In May 2026, Yen Press announced that they had licensed the manga adaptation for English publication. The first volume is scheduled for release in November 2026.

| No. | Original release date | Original ISBN | North American release date | North American ISBN |
|---|---|---|---|---|
| 1 | February 26, 2025 | 978-4-04-115862-3 | November 24, 2026 | 979-8-8554-3276-3 |
| 2 | September 24, 2025 | 978-4-04-116472-3 | — | — |
| 3 | August 25, 2026 | 978-4-04-117078-6 | — | — |

==Reception==
The series was ranked seventh in the New Title ranking in the 2025 edition of Takarajimasha's Kono Light Novel ga Sugoi! guidebook.
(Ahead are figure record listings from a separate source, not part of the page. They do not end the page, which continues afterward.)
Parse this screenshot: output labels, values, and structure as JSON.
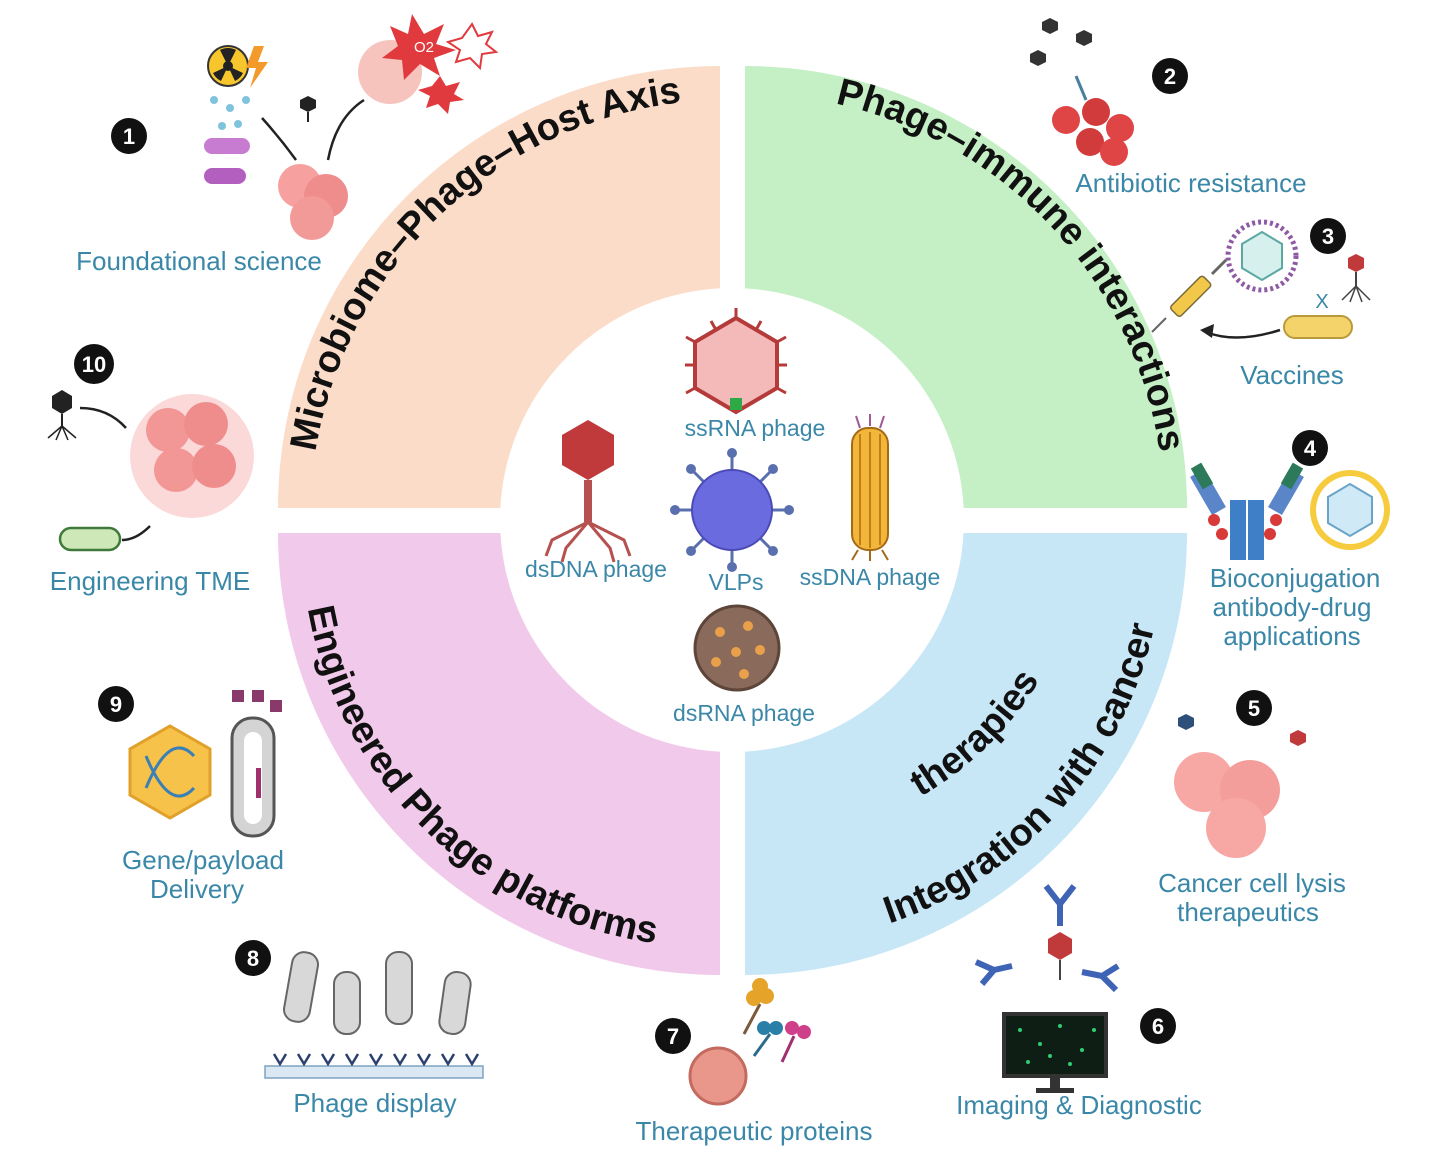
{
  "colors": {
    "q1": "#fbdcc8",
    "q2": "#c5efc4",
    "q3": "#f1c9ea",
    "q4": "#c7e6f6",
    "label": "#3a87a8",
    "badge": "#111111"
  },
  "quadrants": {
    "q1_title": "Microbiome–Phage–Host Axis",
    "q2_title": "Phage–immune interactions",
    "q3_title": "Engineered Phage platforms",
    "q4_title_line1": "Integration with cancer",
    "q4_title_line2": "therapies"
  },
  "center": {
    "ssrna": "ssRNA phage",
    "dsdna": "dsDNA phage",
    "vlps": "VLPs",
    "ssdna": "ssDNA phage",
    "dsrna": "dsRNA phage"
  },
  "items": {
    "i1": {
      "num": "1",
      "label": "Foundational science"
    },
    "i2": {
      "num": "2",
      "label": "Antibiotic resistance"
    },
    "i3": {
      "num": "3",
      "label": "Vaccines",
      "mark": "X"
    },
    "i4": {
      "num": "4",
      "line1": "Bioconjugation",
      "line2": "antibody-drug",
      "line3": "applications"
    },
    "i5": {
      "num": "5",
      "line1": "Cancer cell lysis",
      "line2": "therapeutics"
    },
    "i6": {
      "num": "6",
      "label": "Imaging & Diagnostic"
    },
    "i7": {
      "num": "7",
      "label": "Therapeutic proteins"
    },
    "i8": {
      "num": "8",
      "label": "Phage display"
    },
    "i9": {
      "num": "9",
      "line1": "Gene/payload",
      "line2": "Delivery"
    },
    "i10": {
      "num": "10",
      "label": "Engineering TME"
    }
  },
  "icons": {
    "o2": "O2"
  }
}
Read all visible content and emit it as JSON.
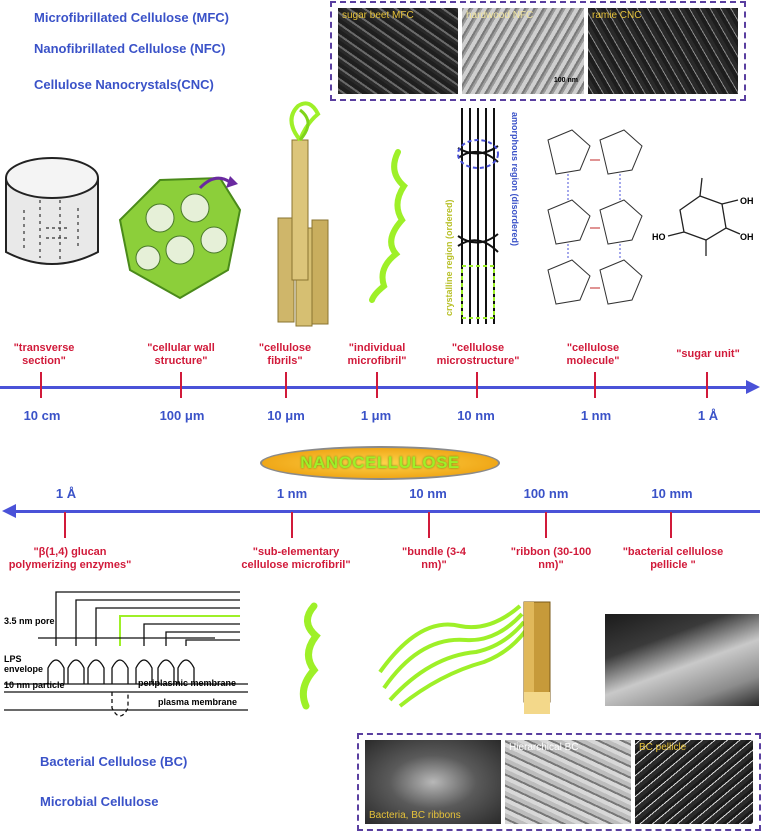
{
  "header_labels": {
    "mfc": "Microfibrillated Cellulose (MFC)",
    "nfc": "Nanofibrillated Cellulose (NFC)",
    "cnc": "Cellulose Nanocrystals(CNC)"
  },
  "top_micrographs": [
    {
      "caption": "sugar beet MFC",
      "scale": ""
    },
    {
      "caption": "hardwood NFC",
      "scale": "100 nm"
    },
    {
      "caption": "ramie CNC",
      "scale": ""
    }
  ],
  "structure_annotations": {
    "amorphous": "amorphous region (disordered)",
    "crystalline": "crystalline region (ordered)"
  },
  "upper_scale": {
    "labels": [
      "\"transverse section\"",
      "\"cellular wall structure\"",
      "\"cellulose fibrils\"",
      "\"individual microfibril\"",
      "\"cellulose microstructure\"",
      "\"cellulose molecule\"",
      "\"sugar unit\""
    ],
    "ticks": [
      "10 cm",
      "100 μm",
      "10 μm",
      "1 μm",
      "10 nm",
      "1 nm",
      "1 Å"
    ]
  },
  "nanocellulose_label": "NANOCELLULOSE",
  "lower_scale": {
    "ticks": [
      "1 Å",
      "1 nm",
      "10 nm",
      "100 nm",
      "10 mm"
    ],
    "labels": [
      "\"β(1,4) glucan polymerizing enzymes\"",
      "\"sub-elementary cellulose microfibril\"",
      "\"bundle (3-4 nm)\"",
      "\"ribbon (30-100 nm)\"",
      "\"bacterial cellulose pellicle \""
    ]
  },
  "membrane_diagram": {
    "pore": "3.5 nm pore",
    "lps": "LPS envelope",
    "particle": "10 nm particle",
    "periplasmic": "periplasmic membrane",
    "plasma": "plasma membrane"
  },
  "bottom_labels": {
    "bc": "Bacterial Cellulose (BC)",
    "microbial": "Microbial Cellulose"
  },
  "bottom_micrographs": [
    {
      "caption": "Bacteria, BC ribbons"
    },
    {
      "caption": "Hierarchical BC"
    },
    {
      "caption": "BC pellicle"
    }
  ],
  "colors": {
    "header_blue": "#3a52c8",
    "scale_red": "#d11a3a",
    "axis_blue": "#4a52d8",
    "fibril_green": "#9ef028"
  }
}
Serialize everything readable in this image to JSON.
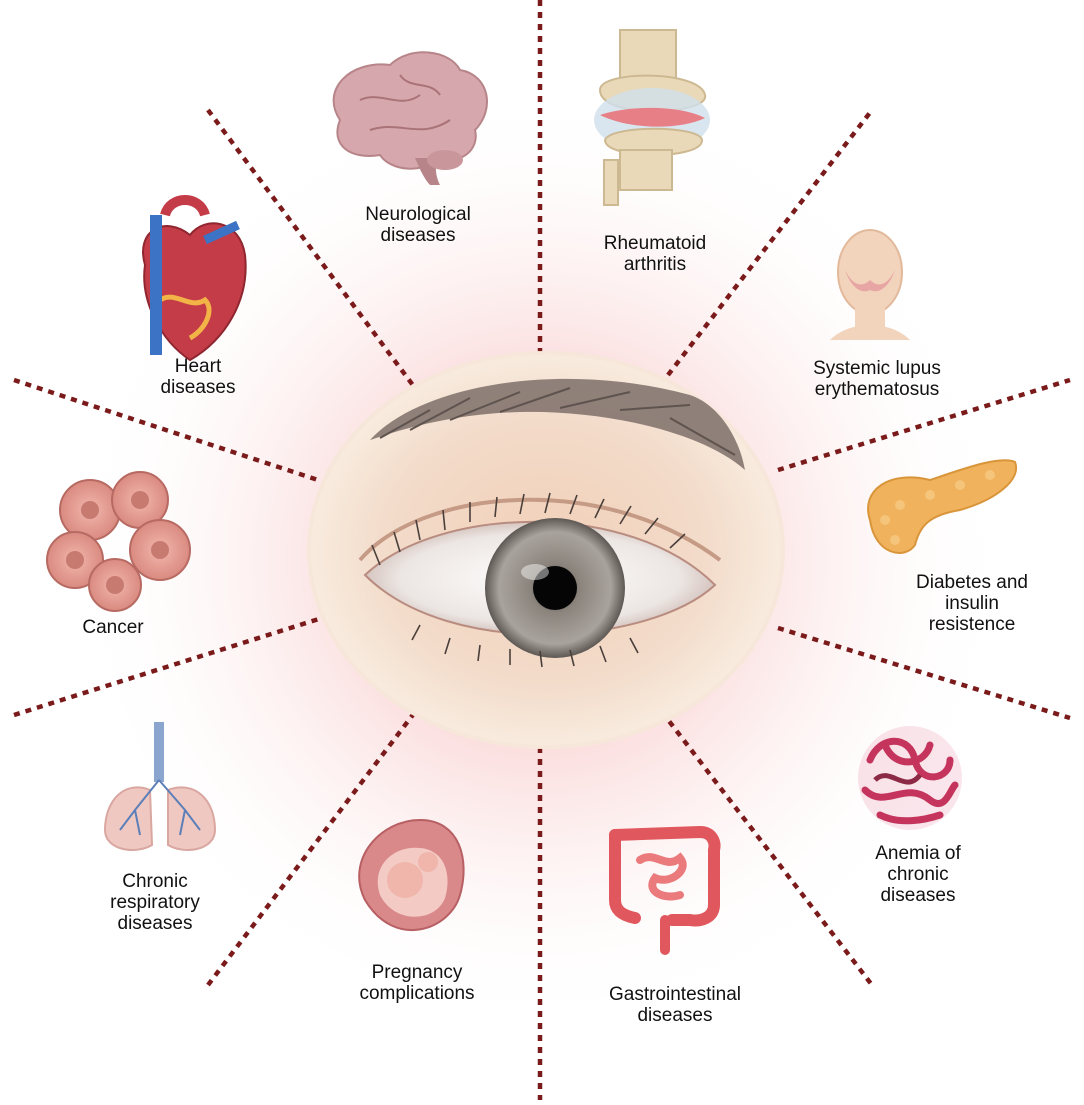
{
  "colors": {
    "divider": "#7a1a1a",
    "glow": "#f7b8b8"
  },
  "center": {
    "name": "eye-icon"
  },
  "items": [
    {
      "key": "neuro",
      "icon": "brain-icon",
      "label": "Neurological\ndiseases"
    },
    {
      "key": "ra",
      "icon": "knee-joint-icon",
      "label": "Rheumatoid\narthritis"
    },
    {
      "key": "sle",
      "icon": "face-rash-icon",
      "label": "Systemic lupus\nerythematosus"
    },
    {
      "key": "diab",
      "icon": "pancreas-icon",
      "label": "Diabetes and\ninsulin\nresistence"
    },
    {
      "key": "anemia",
      "icon": "protein-icon",
      "label": "Anemia of\nchronic\ndiseases"
    },
    {
      "key": "gi",
      "icon": "intestine-icon",
      "label": "Gastrointestinal\ndiseases"
    },
    {
      "key": "preg",
      "icon": "fetus-icon",
      "label": "Pregnancy\ncomplications"
    },
    {
      "key": "resp",
      "icon": "lungs-icon",
      "label": "Chronic\nrespiratory\ndiseases"
    },
    {
      "key": "cancer",
      "icon": "cancer-cells-icon",
      "label": "Cancer"
    },
    {
      "key": "heart",
      "icon": "heart-icon",
      "label": "Heart\ndiseases"
    }
  ]
}
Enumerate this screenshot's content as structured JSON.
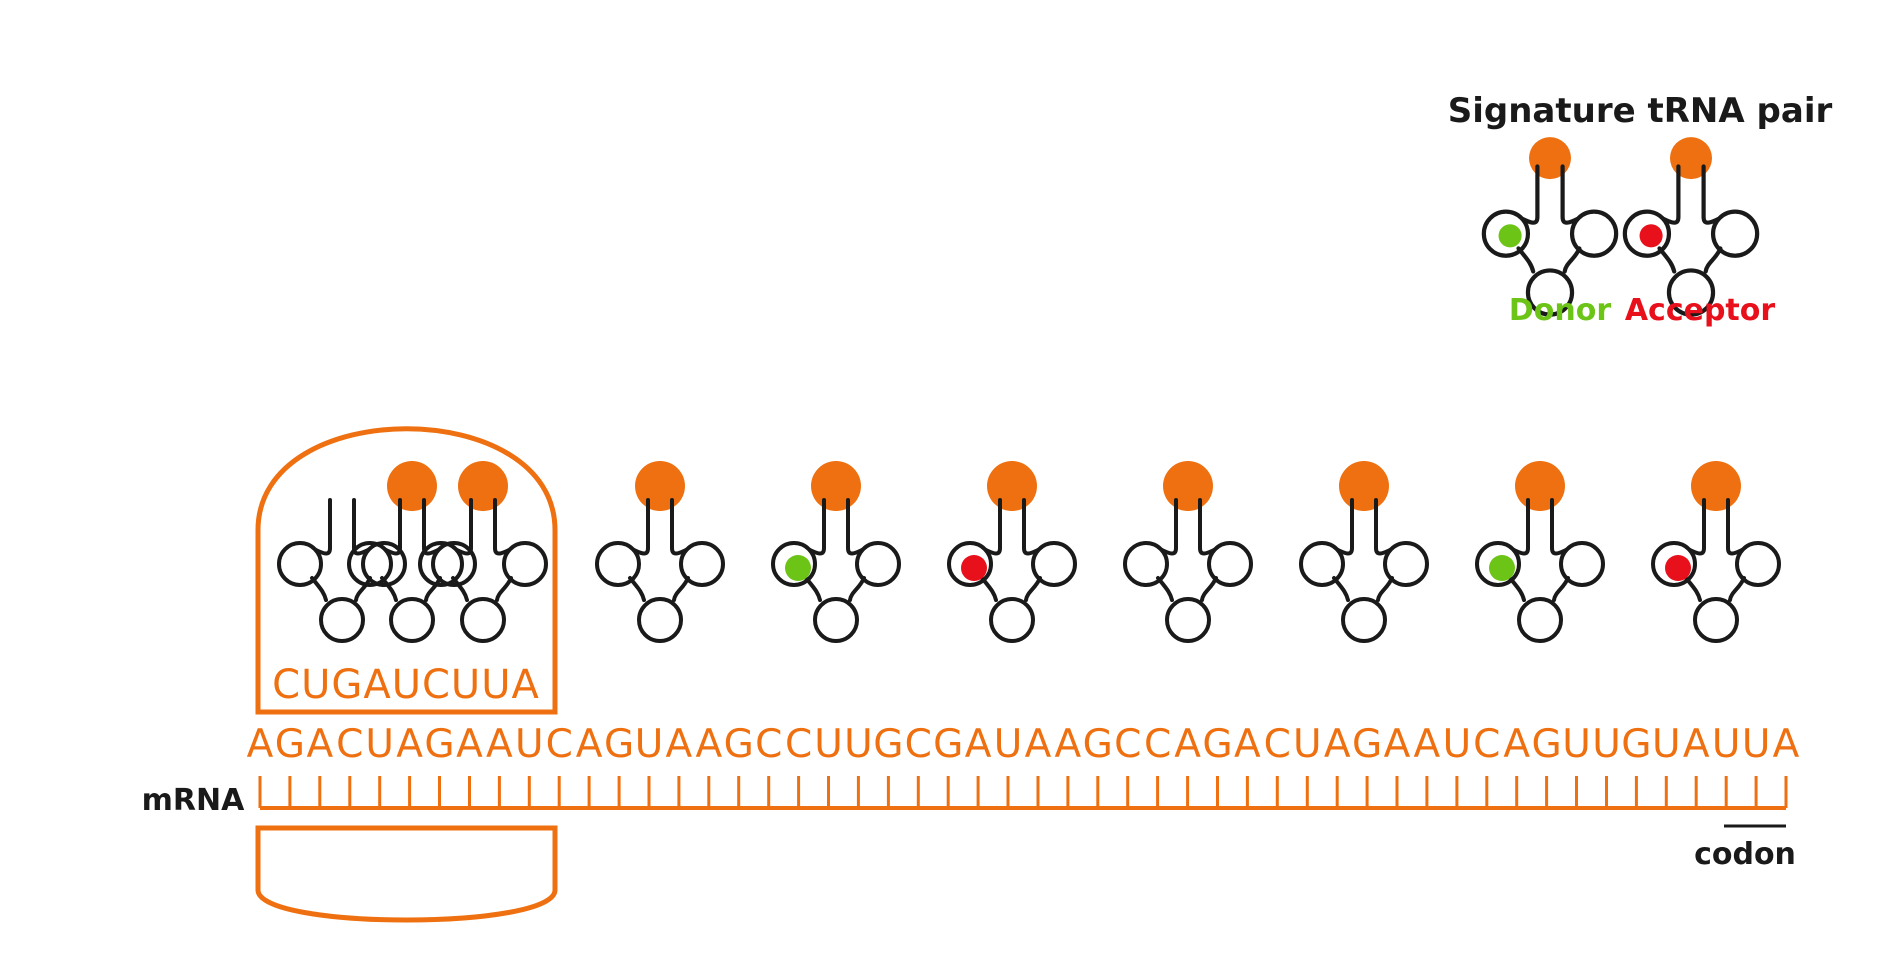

The series was also ranked ninth in the bunkobon category at the 2024 Next Light Novel Awards. The series was ranked fifth in the same category at the 2025 Next Light Novel Awards.

Writing for Da Vinci News, Minami Asato praised the first volume of the light novel, being thrilled by the story, which she felt got scarier as the volume went on. She noted how vivid the volume was, to the point that it was as if its scariness could even encroach on reality.